Philippines – 05/09/2018 – Mindanao – Tanombay Edu Lakim, 19 years old, was married to her 40 year old husband when she was aged ten. She now has five children, aged between nine and six months.
“I was forced to get married. My parents said, ‘are you ready to get married?’ and I said no because I thought I was too young. But my father said ‘I want to see my grandchildren before I die’. I cried when he said that – I was so distressed – but I didn’t have a choice. I had to fulfil his wishes.”
“Everything became even harder with the babies. I gave birth at home and I couldn’t scream because my mother told me to stay quiet. I thought breastfeeding would be easy, but it turns out that it’s difficult when you don’t have enough food to sustain your own body. But I’d rather go without if it means I can feed my children. Sometimes when I’m hungry I have to tell myself, ‘if you eat, one of your babies will not be able to’.”
Philippines – 06/09/2018 – Mindanao – Charlene Mokudef, 17 years old, is mother to Chennie, aged two. Chennie lives with Charlene’s in-laws, after they realised she was unable to cope.
“I got pregnant the same day that I met my husband. It was his idea to have sex, but we had been drinking, and I agreed. I had no idea what to do. I knew about condoms, but my husband said he didn’t want to wear them. He said he would make sure he didn’t ejaculate inside me though, so that I would be safe. But then he did anyway.”
“After I gave birth, I tried to be a good mother, but my husband’s parents said I wasn’t feeding my daughter enough food. They said she was too thin, so they said she had to go and live with them in the next town. I haven’t seen her for months and months now. I miss her every day. But until I have money and a job, I can’t get her back.”

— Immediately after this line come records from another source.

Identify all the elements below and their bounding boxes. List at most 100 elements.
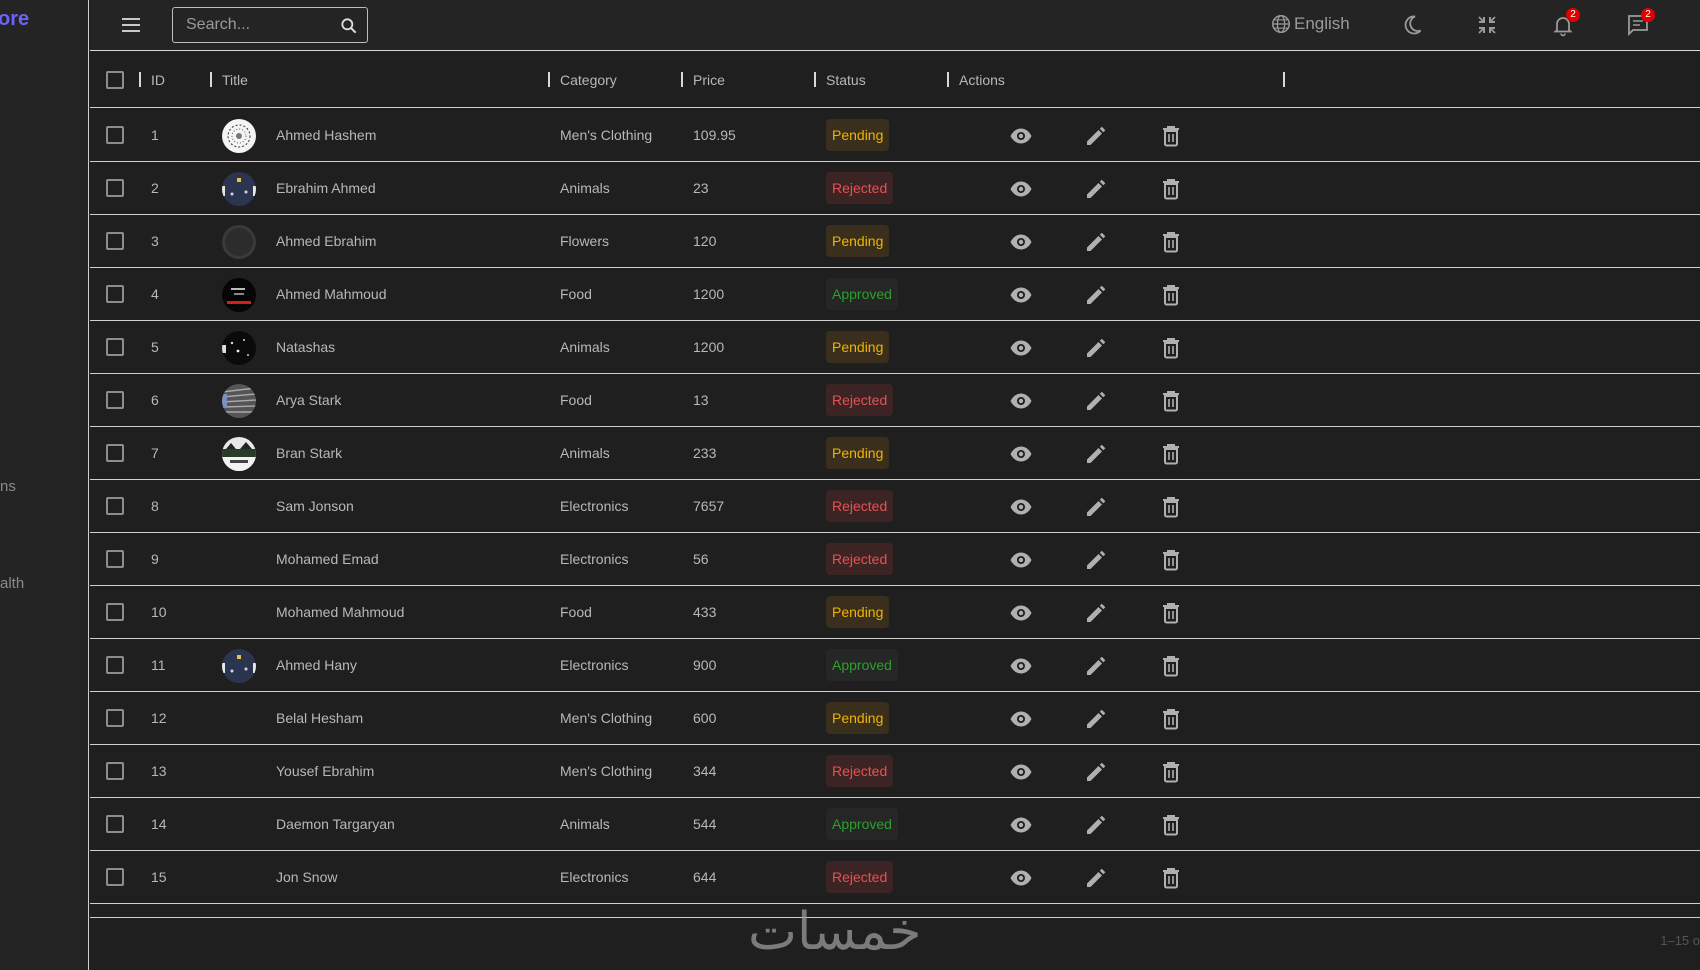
view-eye-icon[interactable]	[1009, 124, 1033, 148]
view-eye-icon[interactable]	[1009, 495, 1033, 519]
delete-trash-icon[interactable]	[1159, 707, 1183, 731]
row-checkbox[interactable]	[106, 709, 124, 727]
view-eye-icon[interactable]	[1009, 601, 1033, 625]
table-row[interactable]: 4 Ahmed Mahmoud Food 1200 Approved	[90, 268, 1700, 321]
column-header-category[interactable]: Category	[560, 72, 617, 88]
row-checkbox[interactable]	[106, 444, 124, 462]
column-separator[interactable]	[139, 72, 141, 87]
row-checkbox[interactable]	[106, 338, 124, 356]
table-row[interactable]: 8 Sam Jonson Electronics 7657 Rejected	[90, 480, 1700, 533]
delete-trash-icon[interactable]	[1159, 813, 1183, 837]
language-selector[interactable]: English	[1270, 13, 1350, 35]
table-row[interactable]: 9 Mohamed Emad Electronics 56 Rejected	[90, 533, 1700, 586]
search-input[interactable]	[174, 9, 334, 41]
row-checkbox[interactable]	[106, 656, 124, 674]
edit-pencil-icon[interactable]	[1084, 654, 1108, 678]
view-eye-icon[interactable]	[1009, 654, 1033, 678]
delete-trash-icon[interactable]	[1159, 124, 1183, 148]
delete-trash-icon[interactable]	[1159, 283, 1183, 307]
edit-pencil-icon[interactable]	[1084, 707, 1108, 731]
view-eye-icon[interactable]	[1009, 813, 1033, 837]
delete-trash-icon[interactable]	[1159, 442, 1183, 466]
notifications-button[interactable]: 2	[1551, 8, 1580, 37]
view-eye-icon[interactable]	[1009, 283, 1033, 307]
view-eye-icon[interactable]	[1009, 866, 1033, 890]
table-row[interactable]: 3 Ahmed Ebrahim Flowers 120 Pending	[90, 215, 1700, 268]
table-row[interactable]: 10 Mohamed Mahmoud Food 433 Pending	[90, 586, 1700, 639]
row-checkbox[interactable]	[106, 232, 124, 250]
row-checkbox[interactable]	[106, 815, 124, 833]
delete-trash-icon[interactable]	[1159, 866, 1183, 890]
cell-id: 6	[151, 392, 159, 408]
delete-trash-icon[interactable]	[1159, 601, 1183, 625]
table-row[interactable]: 12 Belal Hesham Men's Clothing 600 Pending	[90, 692, 1700, 745]
dark-mode-icon[interactable]	[1400, 13, 1424, 37]
view-eye-icon[interactable]	[1009, 442, 1033, 466]
messages-button[interactable]: 2	[1626, 8, 1655, 37]
edit-pencil-icon[interactable]	[1084, 866, 1108, 890]
view-eye-icon[interactable]	[1009, 548, 1033, 572]
sidebar-item-label[interactable]: alth	[0, 575, 24, 592]
column-header-id[interactable]: ID	[151, 72, 165, 88]
column-separator[interactable]	[210, 72, 212, 87]
row-checkbox[interactable]	[106, 497, 124, 515]
view-eye-icon[interactable]	[1009, 707, 1033, 731]
exit-fullscreen-icon[interactable]	[1475, 13, 1499, 37]
delete-trash-icon[interactable]	[1159, 760, 1183, 784]
row-checkbox[interactable]	[106, 126, 124, 144]
column-separator[interactable]	[814, 72, 816, 87]
delete-trash-icon[interactable]	[1159, 230, 1183, 254]
view-eye-icon[interactable]	[1009, 336, 1033, 360]
row-checkbox[interactable]	[106, 391, 124, 409]
row-checkbox[interactable]	[106, 603, 124, 621]
table-row[interactable]: 7 Bran Stark Animals 233 Pending	[90, 427, 1700, 480]
table-row[interactable]: 2 Ebrahim Ahmed Animals 23 Rejected	[90, 162, 1700, 215]
row-checkbox[interactable]	[106, 550, 124, 568]
column-separator[interactable]	[548, 72, 550, 87]
table-row[interactable]: 15 Jon Snow Electronics 644 Rejected	[90, 851, 1700, 904]
view-eye-icon[interactable]	[1009, 389, 1033, 413]
edit-pencil-icon[interactable]	[1084, 177, 1108, 201]
delete-trash-icon[interactable]	[1159, 336, 1183, 360]
delete-trash-icon[interactable]	[1159, 654, 1183, 678]
edit-pencil-icon[interactable]	[1084, 495, 1108, 519]
row-checkbox[interactable]	[106, 179, 124, 197]
edit-pencil-icon[interactable]	[1084, 283, 1108, 307]
column-header-status[interactable]: Status	[826, 72, 866, 88]
brand-logo-text[interactable]: ore	[0, 8, 29, 31]
view-eye-icon[interactable]	[1009, 230, 1033, 254]
row-checkbox[interactable]	[106, 868, 124, 886]
sidebar-item-label[interactable]: ns	[0, 478, 16, 495]
table-row[interactable]: 1 Ahmed Hashem Men's Clothing 109.95 Pending	[90, 109, 1700, 162]
delete-trash-icon[interactable]	[1159, 389, 1183, 413]
table-row[interactable]: 11 Ahmed Hany Electronics 900 Approved	[90, 639, 1700, 692]
row-checkbox[interactable]	[106, 762, 124, 780]
edit-pencil-icon[interactable]	[1084, 389, 1108, 413]
column-separator[interactable]	[1283, 72, 1285, 87]
table-row[interactable]: 14 Daemon Targaryan Animals 544 Approved	[90, 798, 1700, 851]
edit-pencil-icon[interactable]	[1084, 601, 1108, 625]
edit-pencil-icon[interactable]	[1084, 230, 1108, 254]
edit-pencil-icon[interactable]	[1084, 760, 1108, 784]
table-row[interactable]: 5 Natashas Animals 1200 Pending	[90, 321, 1700, 374]
column-separator[interactable]	[947, 72, 949, 87]
edit-pencil-icon[interactable]	[1084, 336, 1108, 360]
edit-pencil-icon[interactable]	[1084, 442, 1108, 466]
column-header-title[interactable]: Title	[222, 72, 248, 88]
table-row[interactable]: 13 Yousef Ebrahim Men's Clothing 344 Rejecte…	[90, 745, 1700, 798]
delete-trash-icon[interactable]	[1159, 495, 1183, 519]
search-icon[interactable]	[339, 16, 359, 36]
view-eye-icon[interactable]	[1009, 760, 1033, 784]
column-header-price[interactable]: Price	[693, 72, 725, 88]
menu-toggle-button[interactable]	[119, 14, 143, 38]
edit-pencil-icon[interactable]	[1084, 813, 1108, 837]
delete-trash-icon[interactable]	[1159, 548, 1183, 572]
select-all-checkbox[interactable]	[106, 71, 124, 89]
row-checkbox[interactable]	[106, 285, 124, 303]
edit-pencil-icon[interactable]	[1084, 124, 1108, 148]
table-row[interactable]: 6 Arya Stark Food 13 Rejected	[90, 374, 1700, 427]
edit-pencil-icon[interactable]	[1084, 548, 1108, 572]
column-separator[interactable]	[681, 72, 683, 87]
delete-trash-icon[interactable]	[1159, 177, 1183, 201]
view-eye-icon[interactable]	[1009, 177, 1033, 201]
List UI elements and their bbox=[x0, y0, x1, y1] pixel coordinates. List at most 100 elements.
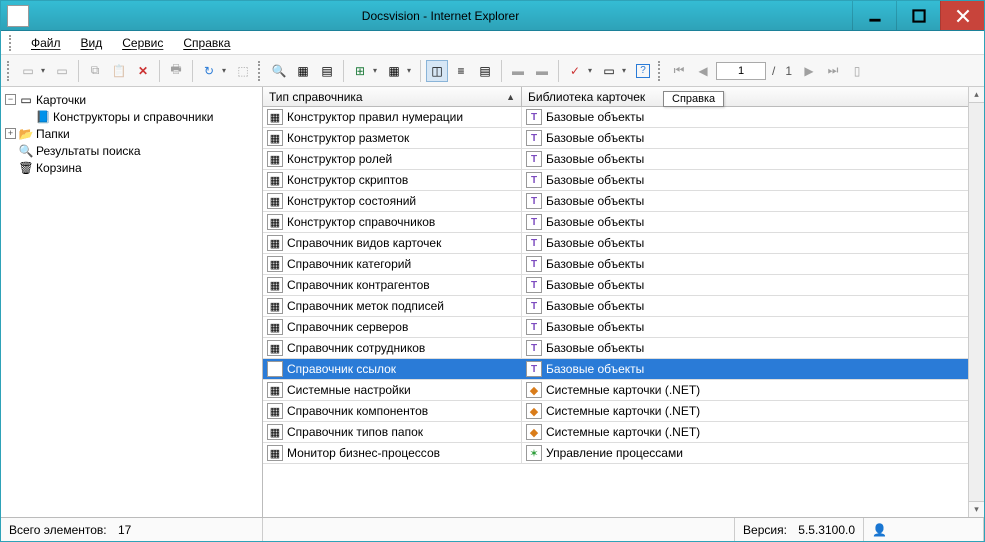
stop-button[interactable]: ⬚ bbox=[232, 60, 254, 82]
page-input[interactable]: 1 bbox=[716, 62, 766, 80]
tree-node-cards[interactable]: − Карточки bbox=[3, 91, 260, 108]
sort-button[interactable]: ▬ bbox=[531, 60, 553, 82]
vertical-scrollbar[interactable]: ▴ ▾ bbox=[968, 87, 984, 517]
delete-button[interactable]: ✕ bbox=[132, 60, 154, 82]
cell-library: Базовые объекты bbox=[522, 212, 984, 232]
separator bbox=[78, 60, 79, 82]
view-detail-button[interactable]: ▤ bbox=[474, 60, 496, 82]
export-xml-dropdown[interactable]: ▾ bbox=[407, 66, 415, 75]
table-row[interactable]: ▦Конструктор состояний Базовые объекты bbox=[263, 191, 984, 212]
help-button[interactable]: ? bbox=[632, 60, 654, 82]
scroll-down-icon[interactable]: ▾ bbox=[969, 501, 984, 517]
page-next-button[interactable]: ▶ bbox=[798, 60, 820, 82]
table-row[interactable]: ▦Справочник меток подписейБазовые объект… bbox=[263, 296, 984, 317]
menu-help[interactable]: Справка bbox=[175, 34, 238, 52]
maximize-button[interactable] bbox=[896, 1, 940, 30]
table-row[interactable]: ▦Справочник категорийБазовые объекты bbox=[263, 254, 984, 275]
cell-type: ▦Монитор бизнес-процессов bbox=[263, 443, 522, 463]
scroll-up-icon[interactable]: ▴ bbox=[969, 87, 984, 103]
check-button[interactable]: ✓ bbox=[564, 60, 586, 82]
gear-icon: ▭ bbox=[603, 64, 614, 78]
status-version-value: 5.5.3100.0 bbox=[798, 523, 855, 537]
window-title: Docsvision - Internet Explorer bbox=[29, 9, 852, 23]
page-last-button[interactable]: ⏭ bbox=[822, 60, 844, 82]
tree-node-constructors[interactable]: Конструкторы и справочники bbox=[3, 108, 260, 125]
cell-library-text: Базовые объекты bbox=[546, 299, 644, 313]
table-row[interactable]: ▦Справочник серверовБазовые объекты bbox=[263, 317, 984, 338]
table-row[interactable]: ▦Конструктор правил нумерацииБазовые объ… bbox=[263, 107, 984, 128]
new-card-dropdown[interactable]: ▾ bbox=[41, 66, 49, 75]
cell-library: Системные карточки (.NET) bbox=[522, 422, 984, 442]
page-all-button[interactable]: ▯ bbox=[846, 60, 868, 82]
table-row[interactable]: ▦Конструктор скриптовБазовые объекты bbox=[263, 170, 984, 191]
menu-file[interactable]: Файл bbox=[23, 34, 69, 52]
table-row[interactable]: ▦Справочник видов карточекБазовые объект… bbox=[263, 233, 984, 254]
row-library-icon bbox=[526, 298, 542, 314]
settings-button[interactable]: ▭ bbox=[598, 60, 620, 82]
column-header-library[interactable]: Библиотека карточек ▲ bbox=[522, 87, 984, 106]
table-row[interactable]: ▦Конструктор разметокБазовые объекты bbox=[263, 128, 984, 149]
cell-type-text: Справочник ссылок bbox=[287, 362, 396, 376]
group-button[interactable]: ▬ bbox=[507, 60, 529, 82]
new-card-button[interactable]: ▭ bbox=[17, 60, 39, 82]
folder-tree[interactable]: − Карточки Конструкторы и справочники + … bbox=[1, 87, 263, 517]
properties-button[interactable]: ▤ bbox=[316, 60, 338, 82]
table-row[interactable]: ▦Системные настройкиСистемные карточки (… bbox=[263, 380, 984, 401]
cell-library: Системные карточки (.NET) bbox=[522, 401, 984, 421]
paste-button[interactable]: 📋 bbox=[108, 60, 130, 82]
tree-node-trash[interactable]: Корзина bbox=[3, 159, 260, 176]
export-excel-button[interactable]: ⊞ bbox=[349, 60, 371, 82]
column-header-type[interactable]: Тип справочника ▲ bbox=[263, 87, 522, 106]
export-dropdown[interactable]: ▾ bbox=[373, 66, 381, 75]
expander-icon[interactable]: − bbox=[5, 94, 16, 105]
cell-library: Управление процессами bbox=[522, 443, 984, 463]
grid-body[interactable]: ▦Конструктор правил нумерацииБазовые объ… bbox=[263, 107, 984, 517]
copy-button[interactable]: ⧉ bbox=[84, 60, 106, 82]
row-type-icon: ▦ bbox=[267, 298, 283, 314]
page-first-button[interactable]: ⏮ bbox=[668, 60, 690, 82]
list-view-icon: ≡ bbox=[457, 64, 464, 78]
cell-type-text: Монитор бизнес-процессов bbox=[287, 446, 440, 460]
cell-library: Системные карточки (.NET) bbox=[522, 380, 984, 400]
cell-type: ▦Конструктор состояний bbox=[263, 191, 522, 211]
table-row[interactable]: ▦Справочник типов папокСистемные карточк… bbox=[263, 422, 984, 443]
row-library-icon bbox=[526, 214, 542, 230]
table-row[interactable]: ▦Справочник сотрудниковБазовые объекты bbox=[263, 338, 984, 359]
settings-dropdown[interactable]: ▾ bbox=[622, 66, 630, 75]
table-row[interactable]: ▦Справочник ссылокБазовые объекты bbox=[263, 359, 984, 380]
table-row[interactable]: ▦Справочник компонентовСистемные карточк… bbox=[263, 401, 984, 422]
tree-node-results[interactable]: Результаты поиска bbox=[3, 142, 260, 159]
refresh-button[interactable]: ↻ bbox=[198, 60, 220, 82]
expander-icon[interactable]: + bbox=[5, 128, 16, 139]
cell-library-text: Базовые объекты bbox=[546, 194, 644, 208]
search-button[interactable]: 🔍 bbox=[268, 60, 290, 82]
toolbar-grip-2 bbox=[258, 61, 264, 81]
page-prev-button[interactable]: ◀ bbox=[692, 60, 714, 82]
open-button[interactable]: ▭ bbox=[51, 60, 73, 82]
excel-icon: ⊞ bbox=[355, 64, 365, 78]
table-row[interactable]: ▦Конструктор ролейБазовые объекты bbox=[263, 149, 984, 170]
table-row[interactable]: ▦Справочник контрагентовБазовые объекты bbox=[263, 275, 984, 296]
cell-library-text: Базовые объекты bbox=[546, 257, 644, 271]
table-row[interactable]: ▦Конструктор справочниковБазовые объекты bbox=[263, 212, 984, 233]
menu-view[interactable]: Вид bbox=[73, 34, 111, 52]
next-icon: ▶ bbox=[804, 64, 813, 78]
refresh-dropdown[interactable]: ▾ bbox=[222, 66, 230, 75]
row-library-icon bbox=[526, 151, 542, 167]
menu-service[interactable]: Сервис bbox=[114, 34, 171, 52]
row-type-icon: ▦ bbox=[267, 319, 283, 335]
cell-type-text: Конструктор скриптов bbox=[287, 173, 408, 187]
tree-node-folders[interactable]: + Папки bbox=[3, 125, 260, 142]
minimize-button[interactable] bbox=[852, 1, 896, 30]
view-list-button[interactable]: ≡ bbox=[450, 60, 472, 82]
print-button[interactable]: 🖶 bbox=[165, 60, 187, 82]
view-tree-button[interactable]: ◫ bbox=[426, 60, 448, 82]
filter-button[interactable]: ▦ bbox=[292, 60, 314, 82]
status-bar: Всего элементов: 17 Версия: 5.5.3100.0 bbox=[1, 517, 984, 541]
table-row[interactable]: ▦Монитор бизнес-процессовУправление проц… bbox=[263, 443, 984, 464]
export-xml-button[interactable]: ▦ bbox=[383, 60, 405, 82]
close-button[interactable] bbox=[940, 1, 984, 30]
cell-library: Базовые объекты bbox=[522, 107, 984, 127]
cell-library-text: Базовые объекты bbox=[546, 152, 644, 166]
check-dropdown[interactable]: ▾ bbox=[588, 66, 596, 75]
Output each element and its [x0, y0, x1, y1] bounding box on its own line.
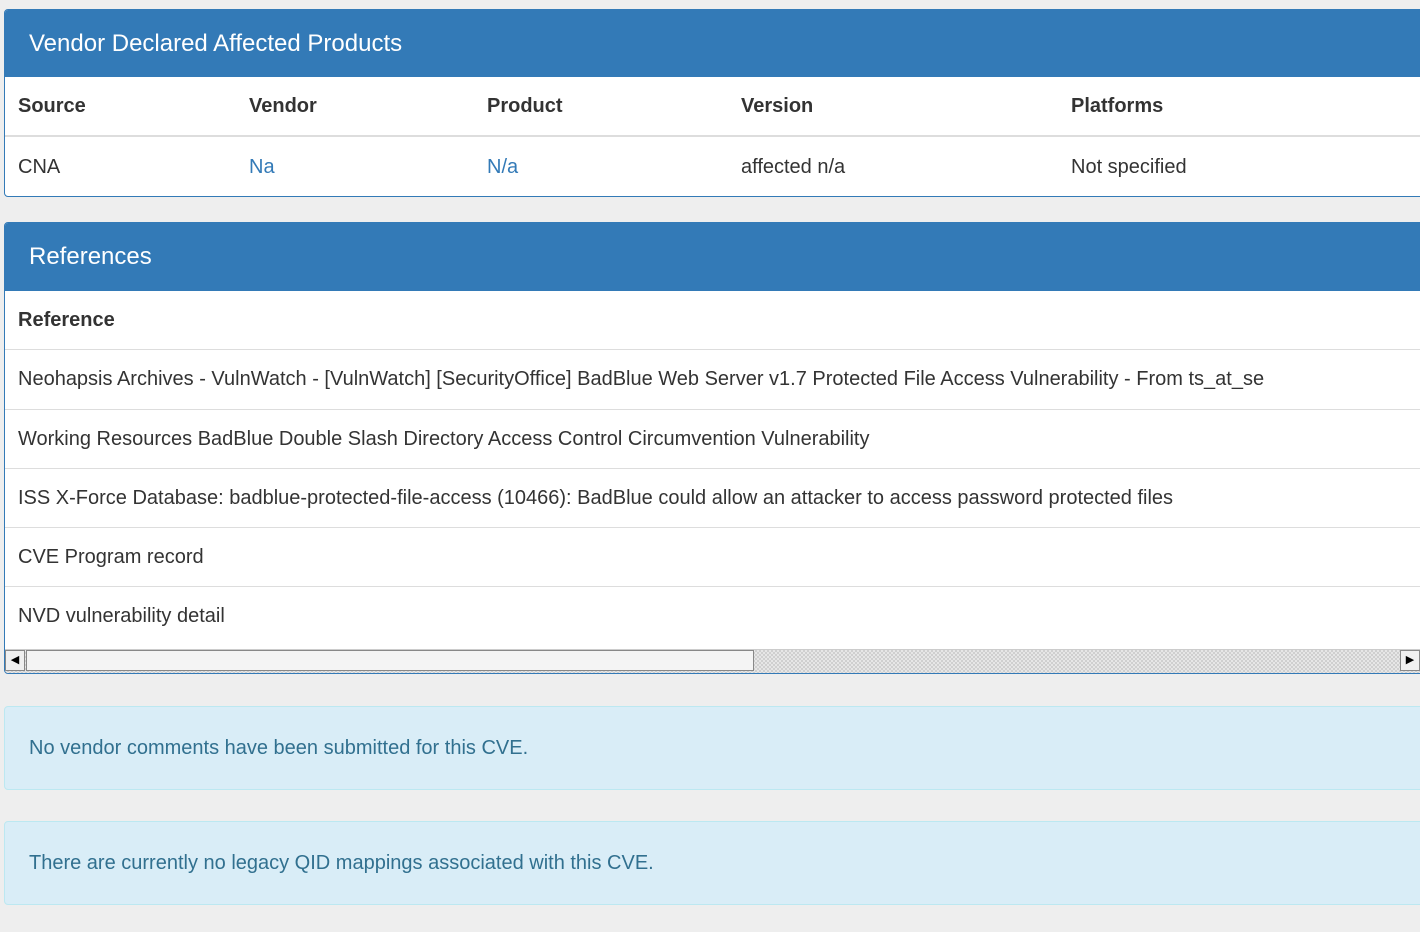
reference-link[interactable]: CVE Program record [18, 546, 204, 569]
scrollbar-thumb[interactable] [26, 650, 754, 671]
references-title: References [5, 223, 1420, 291]
platforms-cell: Not specified [1071, 155, 1187, 178]
column-header-reference: Reference [18, 308, 115, 331]
references-header-row: Reference [5, 291, 1420, 350]
reference-link[interactable]: Working Resources BadBlue Double Slash D… [18, 428, 869, 451]
qid-mappings-alert: There are currently no legacy QID mappin… [4, 821, 1420, 905]
affected-products-title: Vendor Declared Affected Products [5, 10, 1420, 77]
reference-link[interactable]: Neohapsis Archives - VulnWatch - [VulnWa… [18, 368, 1264, 391]
column-header-platforms: Platforms [1071, 94, 1164, 117]
column-header-source: Source [18, 94, 86, 117]
version-cell: affected n/a [741, 155, 846, 178]
vendor-link[interactable]: Na [249, 156, 275, 179]
vendor-comments-alert: No vendor comments have been submitted f… [4, 706, 1420, 790]
scroll-right-arrow-icon[interactable]: ▶ [1400, 650, 1420, 671]
column-header-version: Version [741, 94, 814, 117]
reference-link[interactable]: ISS X-Force Database: badblue-protected-… [18, 487, 1173, 510]
source-cell: CNA [18, 155, 61, 178]
qid-mappings-text: There are currently no legacy QID mappin… [29, 851, 654, 874]
horizontal-scrollbar[interactable]: ◀ ▶ [5, 649, 1420, 673]
affected-products-header-row: Source Vendor Product Version Platforms [5, 77, 1420, 137]
product-link[interactable]: N/a [487, 156, 518, 179]
column-header-product: Product [487, 94, 563, 117]
affected-products-panel: Vendor Declared Affected Products Source… [4, 9, 1420, 197]
table-row: CNA Na N/a affected n/a Not specified [5, 137, 1420, 196]
vendor-comments-text: No vendor comments have been submitted f… [29, 736, 529, 759]
reference-row: Working Resources BadBlue Double Slash D… [5, 409, 1420, 468]
reference-row: ISS X-Force Database: badblue-protected-… [5, 468, 1420, 527]
reference-row: CVE Program record [5, 527, 1420, 586]
scroll-left-arrow-icon[interactable]: ◀ [5, 650, 25, 671]
references-panel: References Reference Neohapsis Archives … [4, 222, 1420, 674]
reference-link[interactable]: NVD vulnerability detail [18, 605, 225, 628]
reference-row: Neohapsis Archives - VulnWatch - [VulnWa… [5, 350, 1420, 409]
page: Vendor Declared Affected Products Source… [0, 0, 1420, 932]
reference-row: NVD vulnerability detail [5, 586, 1420, 645]
column-header-vendor: Vendor [249, 94, 317, 117]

Philippines – 06/09/2018 – Mindanao. Ailea Kathlyn Gulok Dalimbang, 17 years old, is mother to her eight month old daughter, Kathlyn Mae.
“I got married because I was pregnant. I was 16, and I didn’t want to be a mother – I wanted to study – but my periods were irregular and I knew something was wrong. When the doctor told me I was pregnant, I told her she was lying to me. I wished the baby away, but she stayed.
Life is tough when you have a child. You have to feed her, several times a day. My husband is a fisherman, but often there is no fish in the sea, so we have to make do with whatever we can find. All I want is to be able to keep my baby alive, but it’s very worrying.”